The native seed and the mast plantings will provide critical food and breakout wildlife openings as a sustainable food source. The list of species to be used will include, Dolgo crabapple, standard root stock apple varieties, wild plum, black cherry, chokecherry, white oak, northern red oak, American hazelnut, black elderberry, highbush cranberry, nannyberry, serviceberry and some coniferous species (white spruce, eastern white pine, balsam fir, and northern white cedar), where applicable, for future cover. The match from the district totals $4,601 (31 percent). The total project value is $19,457.
Altogether, the grants will provide similar deer habitat improvements across the Upper Peninsula.
“These grants will produce positive impacts in Marquette, Alger, Delta, Dickinson, Iron, Baraga, Ontonagon, Gogebic, Schoolcraft and Mackinac counties,” said Bill Scullon, DNR field operations manager and administrator for the grant initiative in a statement. “The planned match for the 12 grants is valued in excess of $79,000 (well in excess of the required 25%) further expanding the impact of the projects.”
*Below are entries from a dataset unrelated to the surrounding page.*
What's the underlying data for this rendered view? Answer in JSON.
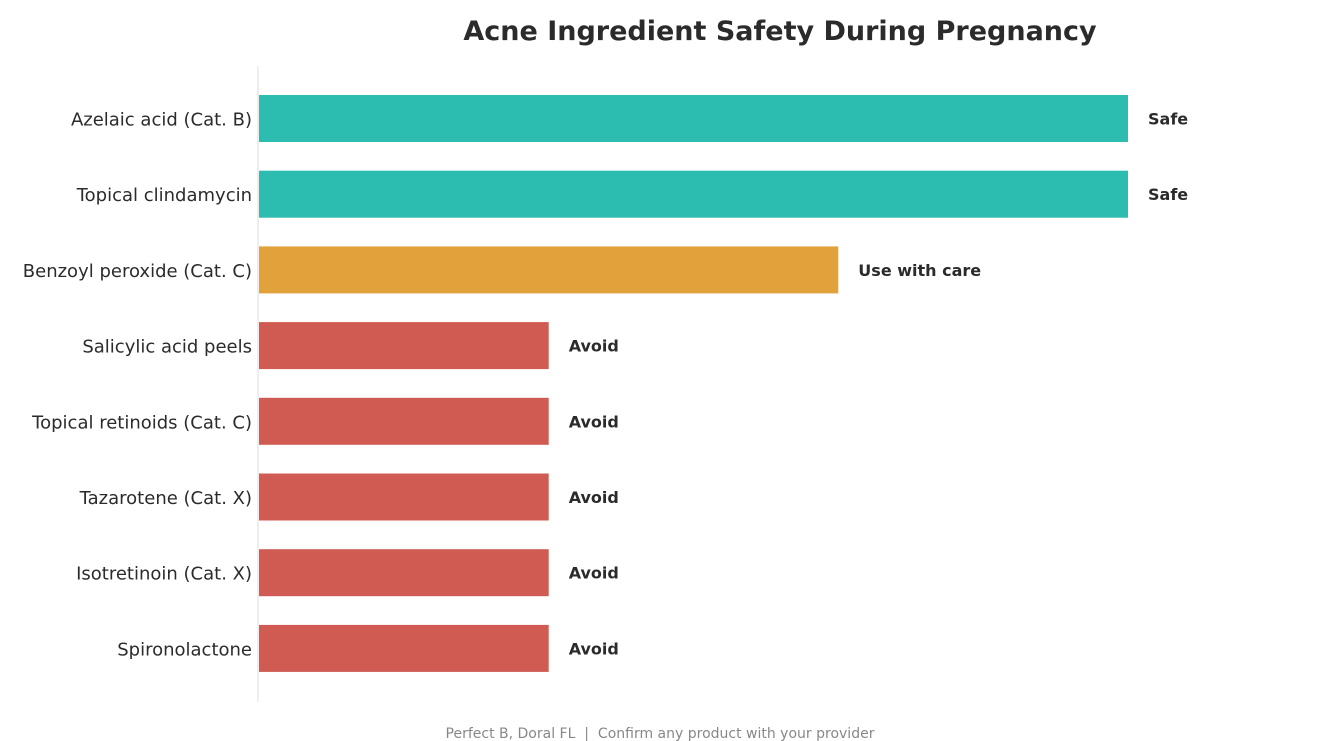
{
  "chart_data": {
    "type": "bar",
    "orientation": "horizontal",
    "title": "Acne Ingredient Safety During Pregnancy",
    "xlabel": "",
    "ylabel": "",
    "xlim": [
      0,
      3.3
    ],
    "grid": false,
    "legend": "none",
    "categories": [
      "Azelaic acid (Cat. B)",
      "Topical clindamycin",
      "Benzoyl peroxide (Cat. C)",
      "Salicylic acid peels",
      "Topical retinoids (Cat. C)",
      "Tazarotene (Cat. X)",
      "Isotretinoin (Cat. X)",
      "Spironolactone"
    ],
    "values": [
      3,
      3,
      2,
      1,
      1,
      1,
      1,
      1
    ],
    "data_labels": [
      "Safe",
      "Safe",
      "Use with care",
      "Avoid",
      "Avoid",
      "Avoid",
      "Avoid",
      "Avoid"
    ],
    "status_colors": {
      "Safe": "#2dbcb0",
      "Use with care": "#e1a23c",
      "Avoid": "#d05b52"
    }
  },
  "footer": {
    "text": "Perfect B, Doral FL  |  Confirm any product with your provider"
  }
}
The funding is being provided through the competitive Deer Habitat Improvement Partnership Initiative, which aims to improve deer habitat on non-state lands. The program has been designed to meet specific goals, including the creation of tangible deer habitat improvements, building long-term partnerships between external organizations and the DNR, and showcasing the benefits of each project to the public. The initiative has been running for 15 years and is supported by the Deer Range Improvement Program, which receives funding from deer hunting license revenue.
Over the years, the program has supported over 100 projects, with almost $1 million in funding available to partners in the Upper Peninsula. The program has benefitted hundreds of private landowners, covering thousands of acres and involving all 15 counties in the region.